Имелись адепты этого учения и в Хауране, и в Пунте… Но центром их по праву считался Хоарезм — оживленный торговый город, лежащий на перекрестье путей, ведущих в Вендию, город, где всегда бурлила жизнь и решались, как мнилось многим, судьбы всего мира.
— Входи, входи, почтенный, — кланялся Арифину слуга, наученный господином заранее (обычно мелочные торговцы и разносчики недорогого товара встречали в этом доме совсем другой прием). — Господин Церинген давно ждет тебя. Проходи, прошу тебя, в эти покои…

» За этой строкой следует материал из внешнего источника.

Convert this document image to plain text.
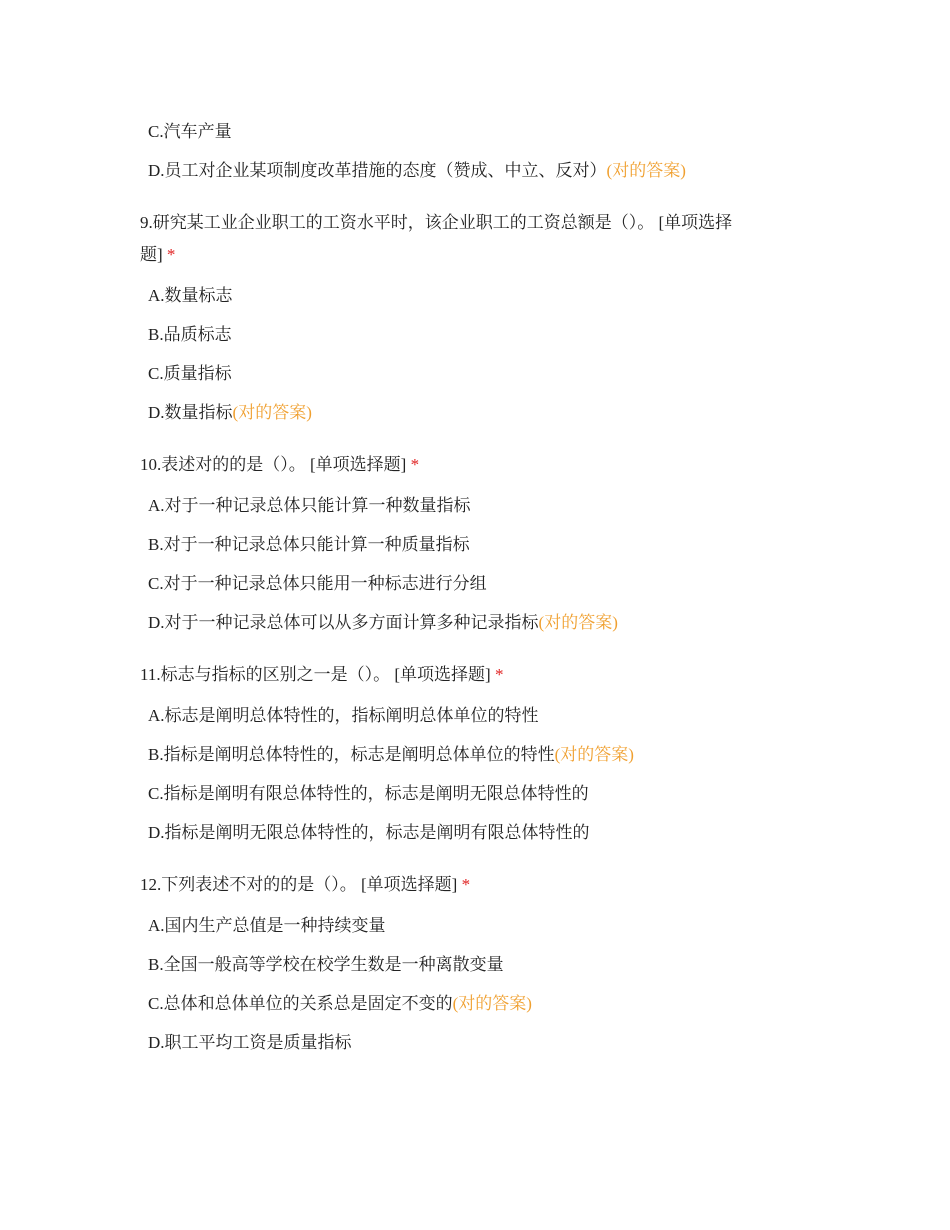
C.汽车产量
D.员工对企业某项制度改革措施的态度（赞成、中立、反对）(对的答案)
9.研究某工业企业职工的工资水平时，该企业职工的工资总额是（）。 [单项选择
题] *
A.数量标志
B.品质标志
C.质量指标
D.数量指标(对的答案)
10.表述对的的是（）。 [单项选择题] *
A.对于一种记录总体只能计算一种数量指标
B.对于一种记录总体只能计算一种质量指标
C.对于一种记录总体只能用一种标志进行分组
D.对于一种记录总体可以从多方面计算多种记录指标(对的答案)
11.标志与指标的区别之一是（）。 [单项选择题] *
A.标志是阐明总体特性的，指标阐明总体单位的特性
B.指标是阐明总体特性的，标志是阐明总体单位的特性(对的答案)
C.指标是阐明有限总体特性的，标志是阐明无限总体特性的
D.指标是阐明无限总体特性的，标志是阐明有限总体特性的
12.下列表述不对的的是（）。 [单项选择题] *
A.国内生产总值是一种持续变量
B.全国一般高等学校在校学生数是一种离散变量
C.总体和总体单位的关系总是固定不变的(对的答案)
D.职工平均工资是质量指标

С подозрением оглядев холеного, одетого во все белое, босоногого слугу с безупречно чистыми ступнями ног и выкрашенными красным ногтями, Светлейший Арифин ступил в прохладу покоев дома Церингена. Со всех сторон глядели на него изображения птиц, бабочек, цветов. В маленьком бассейне посреди мраморного пола плескали золотые рыбки.

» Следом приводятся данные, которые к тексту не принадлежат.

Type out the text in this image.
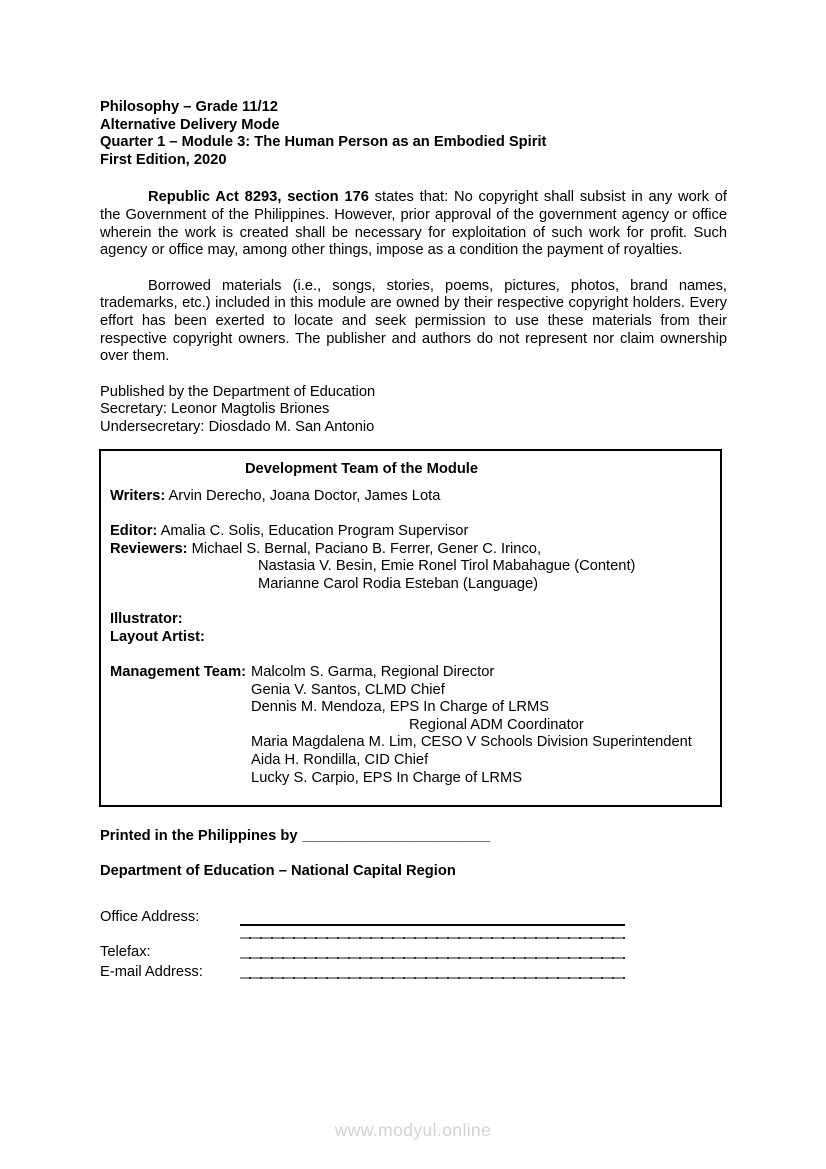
Philosophy – Grade 11/12
Alternative Delivery Mode
Quarter 1 – Module 3: The Human Person as an Embodied Spirit
First Edition, 2020

Republic Act 8293, section 176 states that: No copyright shall subsist in any work of the Government of the Philippines. However, prior approval of the government agency or office wherein the work is created shall be necessary for exploitation of such work for profit. Such agency or office may, among other things, impose as a condition the payment of royalties.

Borrowed materials (i.e., songs, stories, poems, pictures, photos, brand names, trademarks, etc.) included in this module are owned by their respective copyright holders. Every effort has been exerted to locate and seek permission to use these materials from their respective copyright owners. The publisher and authors do not represent nor claim ownership over them.

Published by the Department of Education
Secretary: Leonor Magtolis Briones
Undersecretary: Diosdado M. San Antonio
Development Team of the Module
Writers: Arvin Derecho, Joana Doctor, James Lota
Editor: Amalia C. Solis, Education Program Supervisor
Reviewers: Michael S. Bernal, Paciano B. Ferrer, Gener C. Irinco,
Nastasia V. Besin, Emie Ronel Tirol Mabahague (Content)
Marianne Carol Rodia Esteban (Language)
Illustrator:
Layout Artist:
Management Team: Malcolm S. Garma, Regional Director
Genia V. Santos, CLMD Chief
Dennis M. Mendoza, EPS In Charge of LRMS
Regional ADM Coordinator
Maria Magdalena M. Lim, CESO V Schools Division Superintendent
Aida H. Rondilla, CID Chief
Lucky S. Carpio, EPS In Charge of LRMS
Printed in the Philippines by _______________________
Department of Education – National Capital Region
Office Address:
Telefax:
E-mail Address:
www.modyul.online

Слуга бесшумно скользил впереди по холодным плитам. Шлепая дешевыми сандалиями, Арифин едва поспевал следом за проворным слугой. Его смуглая лысинка покрылась каплями пота, а от внезапного перехода с уличной жары в полумрак и прохладу богатого дома Светлейшего бросило в дрожь. Тем не менее он не позволил жалкой плоти одерживать верх над высоким духом, и дрожь постепенно улеглась, укрощенная кратким молитвенным заклинанием.
Господин Церинген ждал почтенного гостя в шелковых апартаментах, удобно устроившись в креслах между тоненьким столиком из красного дерева и изящным резным шкафчиком, полным тонкой полупрозрачной посуды, которой никогда не пользовались, — изделиями умельцев Кхитая.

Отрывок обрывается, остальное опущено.